Buyers getting discouraged

June 7, 2022

It’s been a seller’s market for many years now. It started as early as 2018 in some purchase price point areas – mainly first time home buyer price points back in 2018. It soon spread throughout the market, and became just as an extreme of a seller’s market as it was a buyer’s market during the housing crash well over a decade ago.

I can understand why buyers are frustrated and discouraged:

  • The easy one, I see it every day with my job and talking to buyers.
  • Home values continue to increase and are up by 7% (or more) year to date in some markets.
  • Mortgage rates are on the rise and have risen above 5% for the first time in many, many years.
  • Home affordability is close to an all time low. Combine the rising home values from the past few years with interest rates at 5%, and we’ve almost past the all time level for worst home affordability set in 2006.

While there are many things to be discouraged over, there are some positive signs:

  • As of this post, mortgage rates have calmed down. Rates shot up in Feb/Mar/Apr to their current highs. While rates are definitely higher now than at the start of the year, they have – for now – got into a steadier range.
  • Homes are now sitting longer on the market, and we are seeing more and more price reductions on listed homes.
  • The last several contracts my clients won included a sufficient amount of days for due diligence, the appraisal contingency and financing contingency.
  • Most importantly, more inventory is on the way from two sources:
    • A survey found 64% of respondents looking to sell their home by the end of the summer.
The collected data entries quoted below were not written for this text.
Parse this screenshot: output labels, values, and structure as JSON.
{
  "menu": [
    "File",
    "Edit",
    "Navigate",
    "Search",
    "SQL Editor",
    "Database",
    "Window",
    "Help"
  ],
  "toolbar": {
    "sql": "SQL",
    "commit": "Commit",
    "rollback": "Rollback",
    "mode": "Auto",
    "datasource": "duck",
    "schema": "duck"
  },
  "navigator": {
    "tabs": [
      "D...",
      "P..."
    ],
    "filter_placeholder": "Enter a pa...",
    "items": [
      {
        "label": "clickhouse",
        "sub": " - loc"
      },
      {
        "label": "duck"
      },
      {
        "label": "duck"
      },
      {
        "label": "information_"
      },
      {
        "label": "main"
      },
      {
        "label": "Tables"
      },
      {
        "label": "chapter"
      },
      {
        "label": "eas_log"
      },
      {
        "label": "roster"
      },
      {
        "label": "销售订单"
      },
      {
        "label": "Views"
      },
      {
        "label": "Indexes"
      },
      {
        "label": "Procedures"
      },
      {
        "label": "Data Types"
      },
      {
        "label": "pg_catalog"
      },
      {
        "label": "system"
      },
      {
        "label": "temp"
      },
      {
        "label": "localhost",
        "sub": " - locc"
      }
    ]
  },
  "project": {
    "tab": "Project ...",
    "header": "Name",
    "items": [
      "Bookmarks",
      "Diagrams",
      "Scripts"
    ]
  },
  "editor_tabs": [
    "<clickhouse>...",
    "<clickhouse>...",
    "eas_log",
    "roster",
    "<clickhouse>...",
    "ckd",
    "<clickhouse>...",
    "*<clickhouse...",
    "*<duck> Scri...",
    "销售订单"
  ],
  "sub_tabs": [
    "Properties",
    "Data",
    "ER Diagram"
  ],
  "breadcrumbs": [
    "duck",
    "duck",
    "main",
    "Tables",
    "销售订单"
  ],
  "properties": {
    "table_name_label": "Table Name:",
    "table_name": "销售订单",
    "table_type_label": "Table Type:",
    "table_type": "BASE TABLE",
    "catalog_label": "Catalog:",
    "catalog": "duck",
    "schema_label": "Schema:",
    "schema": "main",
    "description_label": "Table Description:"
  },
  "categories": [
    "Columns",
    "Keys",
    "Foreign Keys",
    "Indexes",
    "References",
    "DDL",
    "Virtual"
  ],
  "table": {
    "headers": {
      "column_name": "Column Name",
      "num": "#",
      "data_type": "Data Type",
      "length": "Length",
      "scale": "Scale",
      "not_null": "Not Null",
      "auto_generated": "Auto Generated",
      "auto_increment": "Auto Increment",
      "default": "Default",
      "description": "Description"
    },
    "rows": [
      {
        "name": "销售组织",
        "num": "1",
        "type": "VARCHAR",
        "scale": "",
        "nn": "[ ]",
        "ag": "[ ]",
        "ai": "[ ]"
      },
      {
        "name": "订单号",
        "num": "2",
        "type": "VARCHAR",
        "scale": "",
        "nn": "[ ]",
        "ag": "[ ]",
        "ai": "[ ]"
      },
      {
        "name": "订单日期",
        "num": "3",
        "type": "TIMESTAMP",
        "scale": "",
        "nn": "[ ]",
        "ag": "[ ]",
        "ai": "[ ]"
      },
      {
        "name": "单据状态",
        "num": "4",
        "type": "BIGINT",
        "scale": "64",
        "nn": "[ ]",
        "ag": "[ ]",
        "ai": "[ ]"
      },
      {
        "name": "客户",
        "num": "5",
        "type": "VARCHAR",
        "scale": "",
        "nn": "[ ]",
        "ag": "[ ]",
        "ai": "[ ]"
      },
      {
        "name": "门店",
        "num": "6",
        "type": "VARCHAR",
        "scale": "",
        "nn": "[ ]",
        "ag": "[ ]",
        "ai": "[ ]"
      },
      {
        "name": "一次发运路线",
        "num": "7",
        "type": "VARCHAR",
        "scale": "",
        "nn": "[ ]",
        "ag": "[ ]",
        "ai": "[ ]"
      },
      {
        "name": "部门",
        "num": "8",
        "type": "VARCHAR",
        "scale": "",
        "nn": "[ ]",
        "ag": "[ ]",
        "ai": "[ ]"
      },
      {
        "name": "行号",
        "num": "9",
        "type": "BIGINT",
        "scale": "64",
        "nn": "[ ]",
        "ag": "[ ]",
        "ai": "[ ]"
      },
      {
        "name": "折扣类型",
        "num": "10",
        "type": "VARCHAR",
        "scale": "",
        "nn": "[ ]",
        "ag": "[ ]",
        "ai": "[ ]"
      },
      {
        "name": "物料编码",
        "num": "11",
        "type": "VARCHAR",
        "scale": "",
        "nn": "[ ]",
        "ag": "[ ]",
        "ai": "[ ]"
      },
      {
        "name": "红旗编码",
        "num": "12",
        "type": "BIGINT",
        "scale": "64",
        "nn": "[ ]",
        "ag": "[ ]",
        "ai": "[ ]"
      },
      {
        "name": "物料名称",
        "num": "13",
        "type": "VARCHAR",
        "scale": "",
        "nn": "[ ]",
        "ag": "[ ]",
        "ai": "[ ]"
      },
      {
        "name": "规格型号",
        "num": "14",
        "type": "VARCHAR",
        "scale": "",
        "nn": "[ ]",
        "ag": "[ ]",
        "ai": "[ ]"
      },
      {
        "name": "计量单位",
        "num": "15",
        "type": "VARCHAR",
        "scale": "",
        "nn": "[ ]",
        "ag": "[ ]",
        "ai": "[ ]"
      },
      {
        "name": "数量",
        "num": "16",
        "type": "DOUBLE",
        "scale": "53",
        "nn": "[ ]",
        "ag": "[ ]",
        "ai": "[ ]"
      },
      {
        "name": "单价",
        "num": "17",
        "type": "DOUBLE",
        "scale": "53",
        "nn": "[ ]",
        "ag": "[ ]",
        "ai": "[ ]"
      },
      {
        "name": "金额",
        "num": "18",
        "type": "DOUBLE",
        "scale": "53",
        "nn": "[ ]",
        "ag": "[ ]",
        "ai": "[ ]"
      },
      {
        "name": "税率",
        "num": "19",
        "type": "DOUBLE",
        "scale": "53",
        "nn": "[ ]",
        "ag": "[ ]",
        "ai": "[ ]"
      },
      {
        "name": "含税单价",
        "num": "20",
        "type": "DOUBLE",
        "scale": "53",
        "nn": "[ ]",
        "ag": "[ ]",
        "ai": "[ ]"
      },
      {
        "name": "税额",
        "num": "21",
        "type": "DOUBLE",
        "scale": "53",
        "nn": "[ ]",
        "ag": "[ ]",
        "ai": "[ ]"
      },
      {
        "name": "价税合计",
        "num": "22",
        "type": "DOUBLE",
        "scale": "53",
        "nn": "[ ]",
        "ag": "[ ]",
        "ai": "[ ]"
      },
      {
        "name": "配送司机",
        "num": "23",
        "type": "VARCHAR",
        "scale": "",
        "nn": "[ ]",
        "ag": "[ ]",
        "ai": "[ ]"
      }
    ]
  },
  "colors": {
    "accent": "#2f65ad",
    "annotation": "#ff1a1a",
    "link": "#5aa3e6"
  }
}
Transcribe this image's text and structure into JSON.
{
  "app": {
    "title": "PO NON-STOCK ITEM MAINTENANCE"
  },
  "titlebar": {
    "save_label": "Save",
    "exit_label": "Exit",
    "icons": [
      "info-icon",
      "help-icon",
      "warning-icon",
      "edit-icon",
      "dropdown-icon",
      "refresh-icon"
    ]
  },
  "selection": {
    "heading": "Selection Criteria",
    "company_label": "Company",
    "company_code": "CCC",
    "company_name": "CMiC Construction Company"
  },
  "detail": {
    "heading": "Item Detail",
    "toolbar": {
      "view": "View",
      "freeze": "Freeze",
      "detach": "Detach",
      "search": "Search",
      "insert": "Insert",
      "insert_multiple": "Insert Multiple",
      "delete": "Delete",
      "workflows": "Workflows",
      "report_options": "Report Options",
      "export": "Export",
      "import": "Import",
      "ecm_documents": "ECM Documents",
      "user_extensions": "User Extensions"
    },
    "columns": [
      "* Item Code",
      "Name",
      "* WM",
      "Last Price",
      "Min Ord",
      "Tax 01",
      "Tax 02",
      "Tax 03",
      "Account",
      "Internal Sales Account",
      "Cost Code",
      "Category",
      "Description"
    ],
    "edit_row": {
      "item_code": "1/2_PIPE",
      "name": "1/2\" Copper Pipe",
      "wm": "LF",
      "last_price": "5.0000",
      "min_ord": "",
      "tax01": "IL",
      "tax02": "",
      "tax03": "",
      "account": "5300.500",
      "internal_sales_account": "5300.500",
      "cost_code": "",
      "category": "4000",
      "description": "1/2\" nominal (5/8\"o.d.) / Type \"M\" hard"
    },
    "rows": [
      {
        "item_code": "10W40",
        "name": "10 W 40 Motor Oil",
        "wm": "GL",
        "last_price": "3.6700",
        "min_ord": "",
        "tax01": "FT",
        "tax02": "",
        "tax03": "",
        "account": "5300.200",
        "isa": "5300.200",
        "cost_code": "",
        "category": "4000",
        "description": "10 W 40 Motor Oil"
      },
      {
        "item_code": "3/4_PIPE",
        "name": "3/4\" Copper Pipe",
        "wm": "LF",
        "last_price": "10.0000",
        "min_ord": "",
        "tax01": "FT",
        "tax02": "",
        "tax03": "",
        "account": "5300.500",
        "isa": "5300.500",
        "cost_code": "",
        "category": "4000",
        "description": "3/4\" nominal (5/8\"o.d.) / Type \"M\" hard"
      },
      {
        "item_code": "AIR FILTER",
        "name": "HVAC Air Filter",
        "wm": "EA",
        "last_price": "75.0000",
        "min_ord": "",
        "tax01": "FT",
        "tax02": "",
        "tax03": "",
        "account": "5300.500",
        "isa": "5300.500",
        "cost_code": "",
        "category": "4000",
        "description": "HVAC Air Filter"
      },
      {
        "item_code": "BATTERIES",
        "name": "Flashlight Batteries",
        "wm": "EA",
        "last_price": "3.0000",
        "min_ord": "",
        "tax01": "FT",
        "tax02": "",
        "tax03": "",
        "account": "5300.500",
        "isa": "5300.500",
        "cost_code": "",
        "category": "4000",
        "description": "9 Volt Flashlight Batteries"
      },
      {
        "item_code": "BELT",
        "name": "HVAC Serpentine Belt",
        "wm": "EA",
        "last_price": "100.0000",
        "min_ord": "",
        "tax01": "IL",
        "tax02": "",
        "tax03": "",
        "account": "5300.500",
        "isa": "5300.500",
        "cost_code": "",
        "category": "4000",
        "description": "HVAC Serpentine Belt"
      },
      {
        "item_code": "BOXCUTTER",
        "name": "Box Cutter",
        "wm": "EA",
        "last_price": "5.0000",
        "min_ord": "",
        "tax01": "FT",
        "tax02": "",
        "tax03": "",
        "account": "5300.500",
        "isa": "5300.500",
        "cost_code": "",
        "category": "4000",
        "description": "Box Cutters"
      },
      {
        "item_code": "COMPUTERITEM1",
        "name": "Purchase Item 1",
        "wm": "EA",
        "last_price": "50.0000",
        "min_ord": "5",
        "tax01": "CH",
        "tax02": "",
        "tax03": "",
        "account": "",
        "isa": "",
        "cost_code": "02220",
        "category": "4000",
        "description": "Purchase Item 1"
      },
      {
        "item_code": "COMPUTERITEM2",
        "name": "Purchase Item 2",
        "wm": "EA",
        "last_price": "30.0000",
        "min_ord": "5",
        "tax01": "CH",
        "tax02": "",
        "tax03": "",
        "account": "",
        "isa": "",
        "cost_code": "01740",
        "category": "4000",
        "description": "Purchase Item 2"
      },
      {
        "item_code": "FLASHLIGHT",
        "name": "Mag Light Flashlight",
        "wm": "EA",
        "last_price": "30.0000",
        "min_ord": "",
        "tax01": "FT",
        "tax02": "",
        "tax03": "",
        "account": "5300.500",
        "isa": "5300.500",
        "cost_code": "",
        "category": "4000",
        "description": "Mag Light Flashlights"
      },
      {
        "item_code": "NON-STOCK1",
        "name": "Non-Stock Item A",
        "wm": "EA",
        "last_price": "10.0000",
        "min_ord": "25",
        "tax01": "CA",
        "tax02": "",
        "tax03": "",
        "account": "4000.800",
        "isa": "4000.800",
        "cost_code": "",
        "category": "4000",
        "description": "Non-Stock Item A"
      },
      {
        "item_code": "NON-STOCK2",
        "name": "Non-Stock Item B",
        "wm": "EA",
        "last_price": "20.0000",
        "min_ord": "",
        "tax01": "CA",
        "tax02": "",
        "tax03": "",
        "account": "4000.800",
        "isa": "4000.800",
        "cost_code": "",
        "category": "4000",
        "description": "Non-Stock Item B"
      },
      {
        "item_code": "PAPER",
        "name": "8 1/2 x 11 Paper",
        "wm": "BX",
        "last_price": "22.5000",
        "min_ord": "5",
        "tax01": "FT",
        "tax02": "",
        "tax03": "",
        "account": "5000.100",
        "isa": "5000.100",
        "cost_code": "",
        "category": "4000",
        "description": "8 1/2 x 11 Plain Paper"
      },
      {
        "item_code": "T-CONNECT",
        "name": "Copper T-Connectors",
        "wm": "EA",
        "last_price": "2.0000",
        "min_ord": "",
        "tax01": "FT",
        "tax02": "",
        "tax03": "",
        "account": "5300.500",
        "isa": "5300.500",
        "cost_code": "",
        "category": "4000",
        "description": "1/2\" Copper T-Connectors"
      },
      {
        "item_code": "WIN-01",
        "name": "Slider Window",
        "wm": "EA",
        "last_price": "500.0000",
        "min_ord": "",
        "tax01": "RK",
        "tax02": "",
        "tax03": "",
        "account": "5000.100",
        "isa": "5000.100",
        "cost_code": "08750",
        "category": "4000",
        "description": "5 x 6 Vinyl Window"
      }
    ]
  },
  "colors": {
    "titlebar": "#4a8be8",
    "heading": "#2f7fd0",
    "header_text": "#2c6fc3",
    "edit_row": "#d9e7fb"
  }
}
Pandemic related delays are coming to an end, and people are going ahead with plans to move.
    • Forbearance programs are over. Homeowners have a lot of equity in their homes so expect people to look to sell a home they can’t afford to gain the equity out of it rather than allowing the home to go into foreclosure. This isn’t 2008!

It is still a seller’s market, yet signs show the market beginning to balance. I’ve been telling my clients to hang in there as signs are pointing to things easing up for buyers looking for their new home!